Thursday, July 14, 2011

King's Cross

When I was young, my mother told me, even encouraged me not to read Harry Potter. She believed it was just another bourgeois fad; a profit-minded franchise designed to dry out the piggy banks of children and their parents everywhere. She believed that it would not be any value to our generation, and our society. She was wrong...

The most important thing about Harry Potter to me, is its ability to bring people together; to unite an entire generation under the red and gold of the Gryffindor banner. This was on display for all to see last Tuesday night, when I was lucky enough to see the premier of The Deathly Hallows, part 2, at Carousel. There were wizards, witches, Death Eaters and Dementors, and even Albus Dumbledore himself made an appearance! I really believe that Harry Potter has turned societal stereotypes on their heads; no longer is it considered uncool to be fully clad in wizards robes, and to be wearing a pair of thick round glasses upon your nose. In fact, I think there is a certain amount of respect for Harry Potter fans going around now, and envy by those who missed out on all the fun.

Harry Potter is not just a story about a little boy with a lightning shaped scar and a magic wand. It is an epic tale about courage, friendship and sacrifice. About light and dark, good and evil, and about destiny. And most importanly, it's a tale about love. If I have learned one thing from Harry Potter, it's to never, ever forsake those closest to me; to trust them, to listen to them, love them, and to never take their love for granted...

And if I do this, then I will always have something to live for; to fight for. And when I finally make it to King's Cross Station, be it tomorrow or in 80 years time, I can board one of the trains knowing that I have done all that I possibly could have done to respect the life that was so kindly given to me.

"Hogwarts will always be there to welcome you home" - J.K. Rowling.

Sunday, July 3, 2011

Because You Left

You know, it's amazing what can happen in a year. It's amazing how significantly things can change. At this time last year, almost a year to the day, I had reached what was probably the lowest point in my life. I still remember, vividly, what it felt like; how much it hurt, and how caught up in it I was. I still remember crying...

It was around that time when I posted "Life's Bluff". July 25th, 2010. The post was a huge emotional spiel indicative of how I was feeling at the time. In it, I said that if I could go back in time to that moment, which I thought was the point in time when everything in my life, everything I had worked so hard for, was taken away from me, that I would change it. I would've told my past-self to act differently...

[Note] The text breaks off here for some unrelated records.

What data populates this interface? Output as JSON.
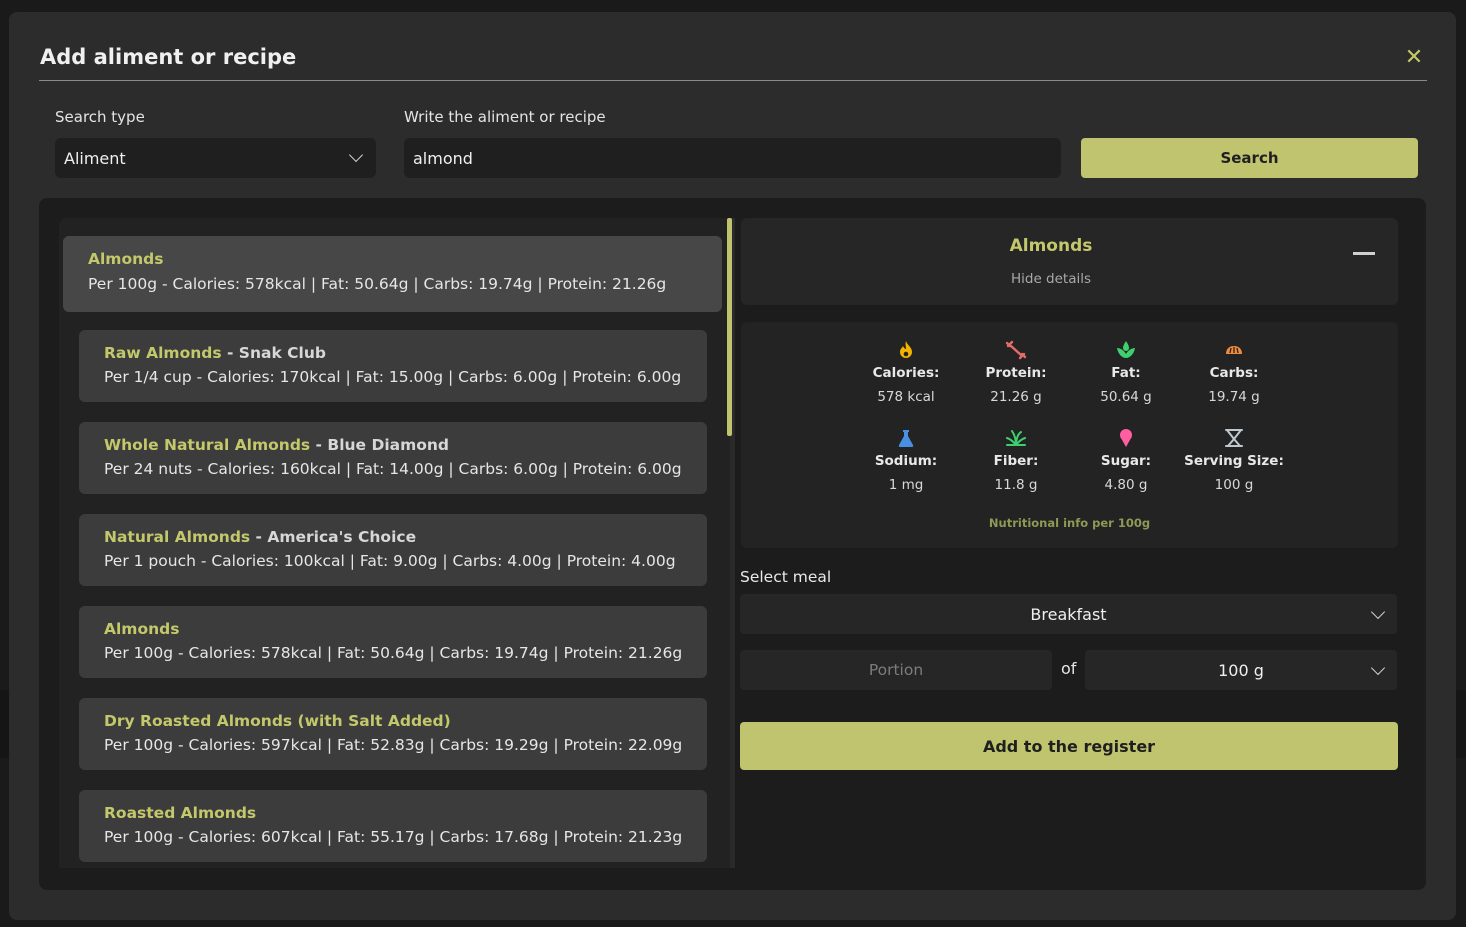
{
  "modal": {
    "title": "Add aliment or recipe",
    "close_icon": "close-icon"
  },
  "search": {
    "type_label": "Search type",
    "type_value": "Aliment",
    "query_label": "Write the aliment or recipe",
    "query_value": "almond",
    "button_label": "Search"
  },
  "results": [
    {
      "name": "Almonds",
      "brand": "",
      "info": "Per 100g - Calories: 578kcal | Fat: 50.64g | Carbs: 19.74g | Protein: 21.26g",
      "selected": true
    },
    {
      "name": "Raw Almonds",
      "brand": " - Snak Club",
      "info": "Per 1/4 cup - Calories: 170kcal | Fat: 15.00g | Carbs: 6.00g | Protein: 6.00g"
    },
    {
      "name": "Whole Natural Almonds",
      "brand": " - Blue Diamond",
      "info": "Per 24 nuts - Calories: 160kcal | Fat: 14.00g | Carbs: 6.00g | Protein: 6.00g"
    },
    {
      "name": "Natural Almonds",
      "brand": " - America's Choice",
      "info": "Per 1 pouch - Calories: 100kcal | Fat: 9.00g | Carbs: 4.00g | Protein: 4.00g"
    },
    {
      "name": "Almonds",
      "brand": "",
      "info": "Per 100g - Calories: 578kcal | Fat: 50.64g | Carbs: 19.74g | Protein: 21.26g"
    },
    {
      "name": "Dry Roasted Almonds (with Salt Added)",
      "brand": "",
      "info": "Per 100g - Calories: 597kcal | Fat: 52.83g | Carbs: 19.29g | Protein: 22.09g"
    },
    {
      "name": "Roasted Almonds",
      "brand": "",
      "info": "Per 100g - Calories: 607kcal | Fat: 55.17g | Carbs: 17.68g | Protein: 21.23g"
    }
  ],
  "detail": {
    "name": "Almonds",
    "hide_label": "Hide details",
    "nutrients": [
      {
        "label": "Calories:",
        "value": "578 kcal",
        "icon": "flame-icon",
        "color": "#f5b300"
      },
      {
        "label": "Protein:",
        "value": "21.26 g",
        "icon": "dumbbell-icon",
        "color": "#e56b6b"
      },
      {
        "label": "Fat:",
        "value": "50.64 g",
        "icon": "leaf-drop-icon",
        "color": "#3ecf6e"
      },
      {
        "label": "Carbs:",
        "value": "19.74 g",
        "icon": "bread-icon",
        "color": "#f08a3c"
      },
      {
        "label": "Sodium:",
        "value": "1 mg",
        "icon": "flask-icon",
        "color": "#4a90e2"
      },
      {
        "label": "Fiber:",
        "value": "11.8 g",
        "icon": "plant-icon",
        "color": "#3ecf6e"
      },
      {
        "label": "Sugar:",
        "value": "4.80 g",
        "icon": "ice-cream-icon",
        "color": "#ff5fa2"
      },
      {
        "label": "Serving Size:",
        "value": "100 g",
        "icon": "scale-icon",
        "color": "#bfc7cf"
      }
    ],
    "note": "Nutritional info per 100g"
  },
  "meal": {
    "label": "Select meal",
    "value": "Breakfast",
    "portion_placeholder": "Portion",
    "of_label": "of",
    "unit_value": "100 g",
    "add_label": "Add to the register"
  },
  "colors": {
    "accent": "#c0c46e",
    "modal_bg": "#2c2c2c",
    "panel_bg": "#1c1c1c"
  }
}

But you know, the funny thing is, looking back on it now, I would most definitely not go back in time and change what happened that night. You see, the universe has a funny way of "course correcting"... Often, in the moments when you feel the most hurt, when you feel like you've been betrayed, and heartbroken, and shoved off track, you've actually been given a slight nudge into the right direction for the future. Obviously you wont see it at that moment, but in time you'll realise that it was meant to be that way, all along.

I could've named this post many things, like "Course Correction" or "The Right Direction" or "A Year On". But I decided to name it "Because You Left". Because, on that cold night in June of last year, when you left with him out that door, you pushed me into my future. I just didn't know it yet.